The conditions on the boats are brutal. The weather is freezing, it is almost always dark, and the rain and show pelt the workers whose shifts regularly last more than 24 hours. Add storms and complex equipment to the cold and fatigue and it is a recipe for disaster. Yes, that is why we watch. To see people do a job so horrible most of us wrapping ourselves in a cardigan in our cubicles could never imagine it. It is so bad people die! That is what we are promised and that is what the show's producers kept hinting for us to return for: one day the statistics say a deckhand would make an easy mistake and get mangled by a deck machine, a boat woulc catch a rogue wave and fling a fisher overboard, or a novice greenhorn would fall into the crab tank and as the freezing salty water weights down his body, the captive crab claw at his garments, trapping him in a frigid, final embrace.

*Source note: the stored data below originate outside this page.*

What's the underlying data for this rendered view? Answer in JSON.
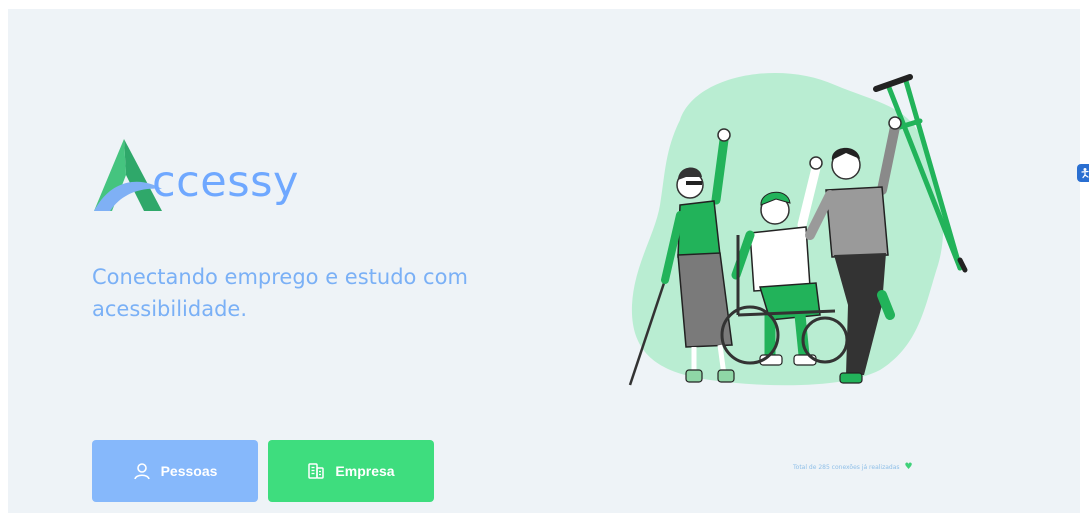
{
  "brand": {
    "name": "ccessy"
  },
  "hero": {
    "tagline": "Conectando emprego e estudo com acessibilidade."
  },
  "actions": {
    "people_label": "Pessoas",
    "company_label": "Empresa"
  },
  "footer": {
    "counter_text": "Total de 285 conexões já realizadas"
  },
  "icons": {
    "people": "user-icon",
    "company": "building-icon",
    "counter": "heart-icon",
    "widget": "accessibility-icon"
  },
  "colors": {
    "background": "#eef3f7",
    "brand_blue": "#6fa8ff",
    "people_button": "#86b8fb",
    "company_button": "#3edd7e",
    "illustration_green": "#b9edd2",
    "accent_green": "#22b35a"
  }
}
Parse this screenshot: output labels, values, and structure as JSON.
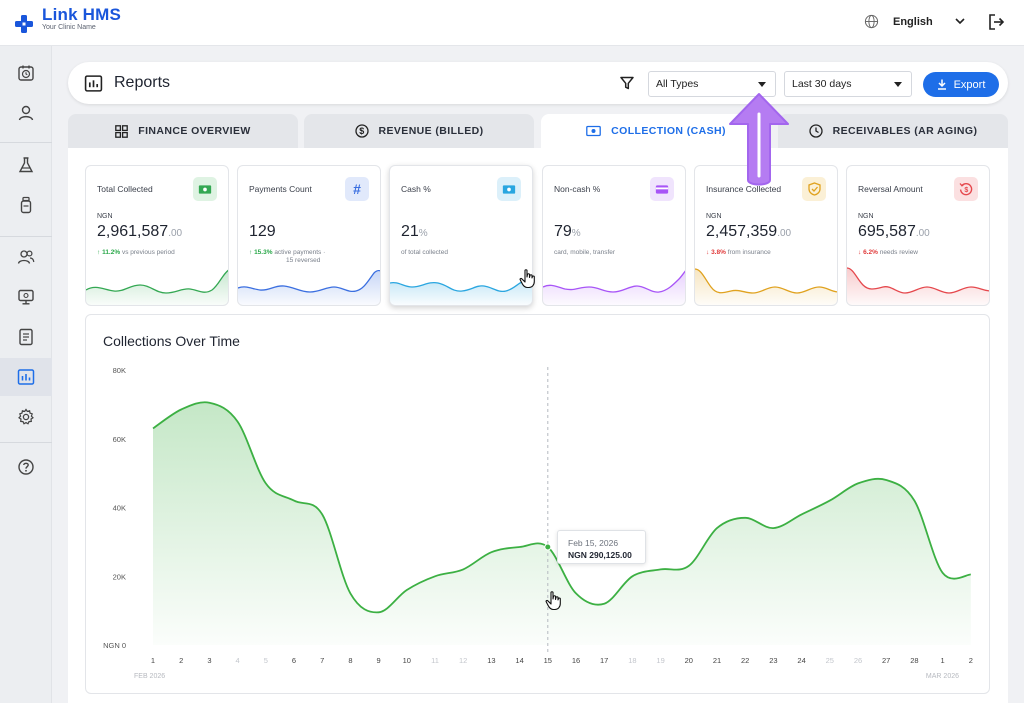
{
  "app": {
    "name": "Link HMS",
    "subtitle": "Your Clinic Name",
    "language": "English"
  },
  "sidebar": {
    "items": [
      {
        "icon": "calendar-clock-icon"
      },
      {
        "icon": "user-icon"
      },
      {
        "icon": "flask-icon"
      },
      {
        "icon": "bottle-icon"
      },
      {
        "icon": "users-icon"
      },
      {
        "icon": "monitor-icon"
      },
      {
        "icon": "document-icon"
      },
      {
        "icon": "reports-icon",
        "active": true
      },
      {
        "icon": "settings-icon"
      },
      {
        "icon": "help-icon"
      }
    ]
  },
  "header": {
    "title": "Reports",
    "type_filter": "All Types",
    "range_filter": "Last 30 days",
    "export_label": "Export"
  },
  "tabs": [
    {
      "label": "FINANCE OVERVIEW"
    },
    {
      "label": "REVENUE (BILLED)"
    },
    {
      "label": "COLLECTION (CASH)",
      "active": true
    },
    {
      "label": "RECEIVABLES (AR AGING)"
    }
  ],
  "kpis": [
    {
      "title": "Total Collected",
      "currency": "NGN",
      "value": "2,961,587",
      "decimals": ".00",
      "change": "11.2%",
      "direction": "up",
      "note": "vs previous period",
      "color": "#34a853",
      "icon": "cash-icon"
    },
    {
      "title": "Payments Count",
      "currency": "",
      "value": "129",
      "decimals": "",
      "change": "15.3%",
      "direction": "up",
      "note": "active payments ·",
      "note2": "15 reversed",
      "color": "#3b6fe0",
      "icon": "hash-icon"
    },
    {
      "title": "Cash %",
      "currency": "",
      "value": "21",
      "decimals": "%",
      "change": "",
      "direction": "",
      "note": "of total collected",
      "color": "#2aa6e0",
      "icon": "cash-icon"
    },
    {
      "title": "Non-cash %",
      "currency": "",
      "value": "79",
      "decimals": "%",
      "change": "",
      "direction": "",
      "note": "card, mobile, transfer",
      "color": "#a855f7",
      "icon": "card-icon"
    },
    {
      "title": "Insurance Collected",
      "currency": "NGN",
      "value": "2,457,359",
      "decimals": ".00",
      "change": "3.8%",
      "direction": "down",
      "note": "from insurance",
      "color": "#e0a21f",
      "icon": "shield-icon"
    },
    {
      "title": "Reversal Amount",
      "currency": "NGN",
      "value": "695,587",
      "decimals": ".00",
      "change": "6.2%",
      "direction": "down",
      "note": "needs review",
      "color": "#e5484d",
      "icon": "reversal-icon"
    }
  ],
  "chart_data": {
    "type": "area",
    "title": "Collections Over Time",
    "ylabel": "",
    "y_ticks": [
      "NGN 0",
      "20K",
      "40K",
      "60K",
      "80K"
    ],
    "ylim": [
      0,
      80000
    ],
    "x": [
      "1",
      "2",
      "3",
      "4",
      "5",
      "6",
      "7",
      "8",
      "9",
      "10",
      "11",
      "12",
      "13",
      "14",
      "15",
      "16",
      "17",
      "18",
      "19",
      "20",
      "21",
      "22",
      "23",
      "24",
      "25",
      "26",
      "27",
      "28",
      "1",
      "2"
    ],
    "x_faded": [
      false,
      false,
      false,
      true,
      true,
      false,
      false,
      false,
      false,
      false,
      true,
      true,
      false,
      false,
      false,
      false,
      false,
      true,
      true,
      false,
      false,
      false,
      false,
      false,
      true,
      true,
      false,
      false,
      false,
      false
    ],
    "month_start": "FEB 2026",
    "month_end": "MAR 2026",
    "series": [
      {
        "color": "#3cb043",
        "values": [
          63000,
          68500,
          70500,
          65000,
          47000,
          42000,
          38000,
          15000,
          9500,
          16000,
          20000,
          22000,
          27000,
          28500,
          28500,
          15000,
          12000,
          20000,
          22000,
          23000,
          34000,
          37000,
          34000,
          38000,
          42000,
          47000,
          48000,
          42000,
          21000,
          20500
        ]
      }
    ],
    "tooltip": {
      "date": "Feb 15, 2026",
      "value": "NGN 290,125.00",
      "index": 14
    }
  }
}
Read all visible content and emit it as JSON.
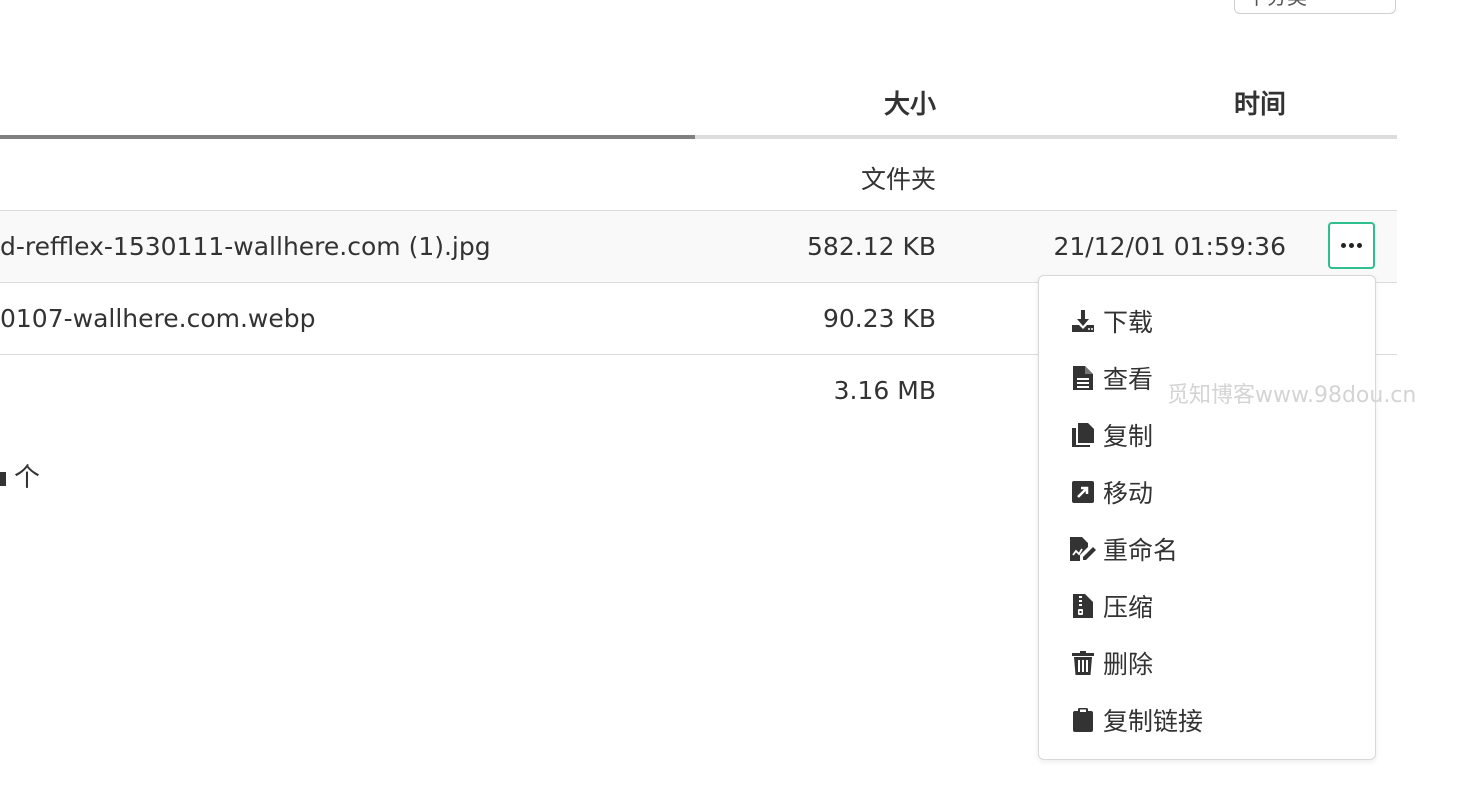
{
  "top_select": {
    "label": "下分类"
  },
  "table": {
    "headers": {
      "size": "大小",
      "time": "时间"
    },
    "rows": [
      {
        "name": "",
        "size": "文件夹",
        "time": ""
      },
      {
        "name": "d-refflex-1530111-wallhere.com (1).jpg",
        "size": "582.12 KB",
        "time": "21/12/01 01:59:36"
      },
      {
        "name": "0107-wallhere.com.webp",
        "size": "90.23 KB",
        "time": ""
      },
      {
        "name": "",
        "size": "3.16 MB",
        "time": ""
      }
    ]
  },
  "summary": {
    "count_text": "个"
  },
  "menu": {
    "items": [
      {
        "label": "下载",
        "icon": "download-icon"
      },
      {
        "label": "查看",
        "icon": "file-icon"
      },
      {
        "label": "复制",
        "icon": "copy-icon"
      },
      {
        "label": "移动",
        "icon": "move-icon"
      },
      {
        "label": "重命名",
        "icon": "rename-icon"
      },
      {
        "label": "压缩",
        "icon": "archive-icon"
      },
      {
        "label": "删除",
        "icon": "trash-icon"
      },
      {
        "label": "复制链接",
        "icon": "clipboard-icon"
      }
    ]
  },
  "watermark": "觅知博客www.98dou.cn",
  "colors": {
    "accent": "#2fbf8f",
    "header_underline": "#808080"
  }
}
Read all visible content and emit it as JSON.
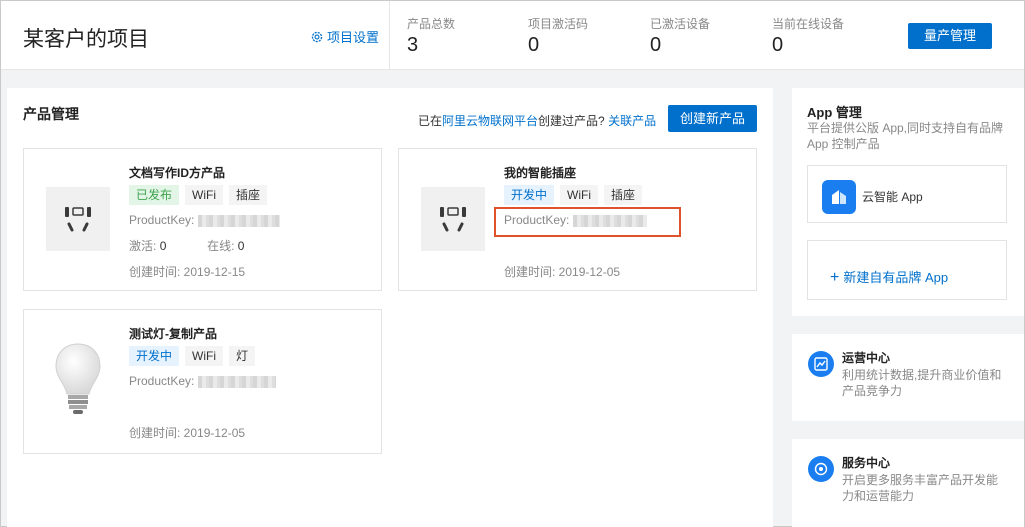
{
  "header": {
    "title": "某客户的项目",
    "settings_label": "项目设置",
    "stats": [
      {
        "label": "产品总数",
        "value": "3"
      },
      {
        "label": "项目激活码",
        "value": "0"
      },
      {
        "label": "已激活设备",
        "value": "0"
      },
      {
        "label": "当前在线设备",
        "value": "0"
      }
    ],
    "mass_button": "量产管理"
  },
  "products": {
    "title": "产品管理",
    "prompt_prefix": "已在",
    "platform_link": "阿里云物联网平台",
    "prompt_suffix": "创建过产品?",
    "relate_link": "关联产品",
    "create_button": "创建新产品",
    "cards": [
      {
        "name": "文档写作ID方产品",
        "tags": [
          "已发布",
          "WiFi",
          "插座"
        ],
        "productkey_label": "ProductKey:",
        "activate_label": "激活:",
        "activate_value": "0",
        "online_label": "在线:",
        "online_value": "0",
        "created": "创建时间: 2019-12-15",
        "icon": "socket-icon"
      },
      {
        "name": "我的智能插座",
        "tags": [
          "开发中",
          "WiFi",
          "插座"
        ],
        "productkey_label": "ProductKey:",
        "created": "创建时间: 2019-12-05",
        "icon": "socket-icon"
      },
      {
        "name": "测试灯-复制产品",
        "tags": [
          "开发中",
          "WiFi",
          "灯"
        ],
        "productkey_label": "ProductKey:",
        "created": "创建时间: 2019-12-05",
        "icon": "lightbulb-icon"
      }
    ]
  },
  "sidebar": {
    "app_title": "App 管理",
    "app_desc": "平台提供公版 App,同时支持自有品牌 App 控制产品",
    "app_name": "云智能 App",
    "new_brand": "新建自有品牌 App",
    "ops_title": "运营中心",
    "ops_desc": "利用统计数据,提升商业价值和产品竞争力",
    "svc_title": "服务中心",
    "svc_desc": "开启更多服务丰富产品开发能力和运营能力"
  },
  "colors": {
    "accent": "#0070cc",
    "published": "#3fa34d",
    "highlight": "#e0522a"
  }
}
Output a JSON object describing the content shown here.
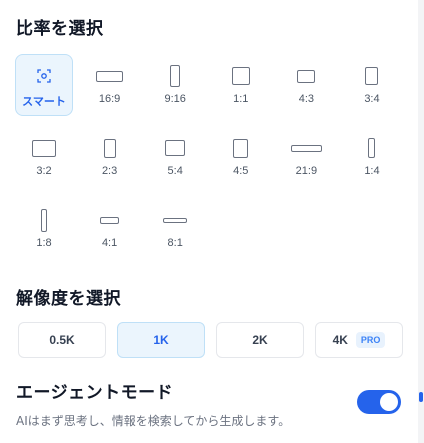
{
  "aspect_section": {
    "title": "比率を選択",
    "options": [
      {
        "label": "スマート",
        "shape": "smart",
        "selected": true
      },
      {
        "label": "16:9",
        "shape": "16:9",
        "selected": false
      },
      {
        "label": "9:16",
        "shape": "9:16",
        "selected": false
      },
      {
        "label": "1:1",
        "shape": "1:1",
        "selected": false
      },
      {
        "label": "4:3",
        "shape": "4:3",
        "selected": false
      },
      {
        "label": "3:4",
        "shape": "3:4",
        "selected": false
      },
      {
        "label": "3:2",
        "shape": "3:2",
        "selected": false
      },
      {
        "label": "2:3",
        "shape": "2:3",
        "selected": false
      },
      {
        "label": "5:4",
        "shape": "5:4",
        "selected": false
      },
      {
        "label": "4:5",
        "shape": "4:5",
        "selected": false
      },
      {
        "label": "21:9",
        "shape": "21:9",
        "selected": false
      },
      {
        "label": "1:4",
        "shape": "1:4",
        "selected": false
      },
      {
        "label": "1:8",
        "shape": "1:8",
        "selected": false
      },
      {
        "label": "4:1",
        "shape": "4:1",
        "selected": false
      },
      {
        "label": "8:1",
        "shape": "8:1",
        "selected": false
      }
    ]
  },
  "resolution_section": {
    "title": "解像度を選択",
    "options": [
      {
        "label": "0.5K",
        "selected": false
      },
      {
        "label": "1K",
        "selected": true
      },
      {
        "label": "2K",
        "selected": false
      },
      {
        "label": "4K",
        "selected": false,
        "badge": "PRO"
      }
    ]
  },
  "agent_mode": {
    "title": "エージェントモード",
    "description": "AIはまず思考し、情報を検索してから生成します。",
    "enabled": true
  },
  "colors": {
    "accent": "#2563eb",
    "selected_bg": "#ebf5fd",
    "selected_border": "#bfe0f7"
  }
}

This is the Faces of Death suggestion of the show's intro. And each season, tragedy and rescues would happen to someone else: vessels trapped on the rocks rescued by Coast Guard helicopters. But it never happened to one of the five ships the show regularly charts and that the audience has come to know very well.

But this isn't how it was supposed to happen. Long-time viewers weren't surprised by Harris' illness at the end of January that eventually lead to his death. In season four he had to return home when he started coughing up blood on the ship. Doctors ordered he skip the rest of the fishing season, and he returned for last year's fifth season, a little worse for wear but still smoking and cursing a blue streak. And now Phil is dead and we are sad. While waiting for some horrible death to come for some red shirt minor cast member, it was one of our favorites who died instead. Phil was like your awesome great uncle that you knew well but only saw at family holidays and you don't think about him all that much, but now that he's gone, the holidays will never be the same again. We'll actually miss him.

Discovery promised us something akin to the modern gladiator ring, where macho men fight nature and each other and occasionally we get to see a grizzly death. It delivered, but what we got instead was an insightful human drama about the people who toil on the ends of the earth and the struggles they go through to keep a family—surrogate or otherwise—together. Now that death has come for the Deadliest Catch, we are seized with a strange emotion. It's not morbid fascination, it's actual mourning.